The memory lingers on.  

The Palace of Auburn Hills is no more. They took dynamite to the 32-year-old building in Auburn Hills, Michigan and flattened it. The building will now be a mere footnote in the history of the National Basketball Association’s Detroit Pistons but it is far more than a blip in history. It is that building that started the real corporatization of the NBA and in sports. Pistons owner Bill Davidson used $70 million of his own funds to construct the venue. Davidson’s 1988 arena was built with the corporate customer, not the average Pistons or basketball or sports fan in mind. The Davidson arena had 180 luxury boxes which generated much more money than average seats. The building stood in marked contrast to the arenas that were built for expansion teams in Charlotte, in Miami and in Orlando during that time period which had just a handful of luxury boxes. Two years after the Miami arena opened in 1988, NBA Commissioner David Stern was wondering out loud why his league bothered to put a team in an inadequate arena that lacked high revenue generating luxury boxes and high-end seating. 

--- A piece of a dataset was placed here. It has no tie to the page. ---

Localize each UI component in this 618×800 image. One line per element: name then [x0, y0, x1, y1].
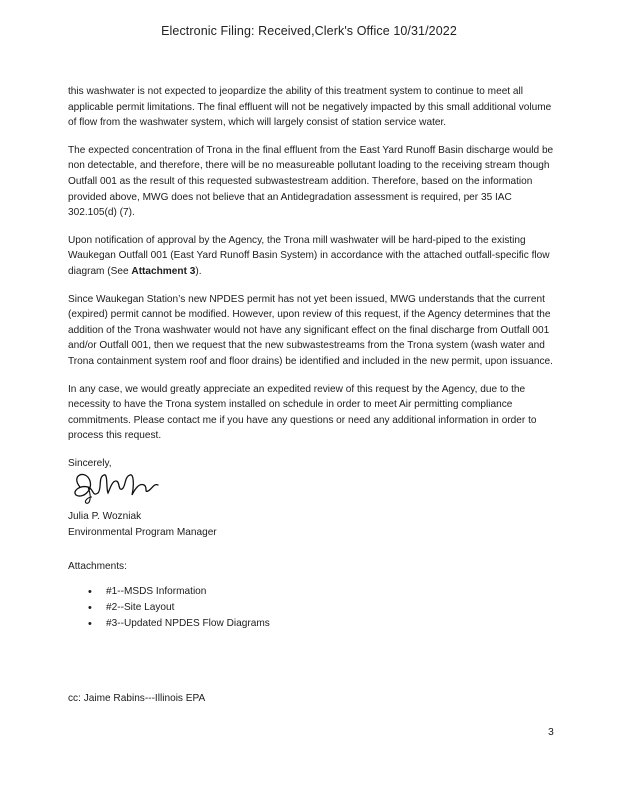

Almost five years after the Orlando building opened in 1989, Magic executive Pat Williams started talking about the need for a new Magic home. Orlando suffered from the same problem that Miami had. Not enough high-end revenue producing seats. In Charlotte, Hornets owner George Shinn was unhappy with his situation at an arena which had the largest seating capacity in the NBA but few luxury boxes. Shinn would move his business to New Orleans in 2002 after Charlotte voters said no to funding a new facility. Miami and Orlando got new buildings. The Auburn Hills facility is gone now but the building deserves a place in history. It was a building for well-heeled customers not fans.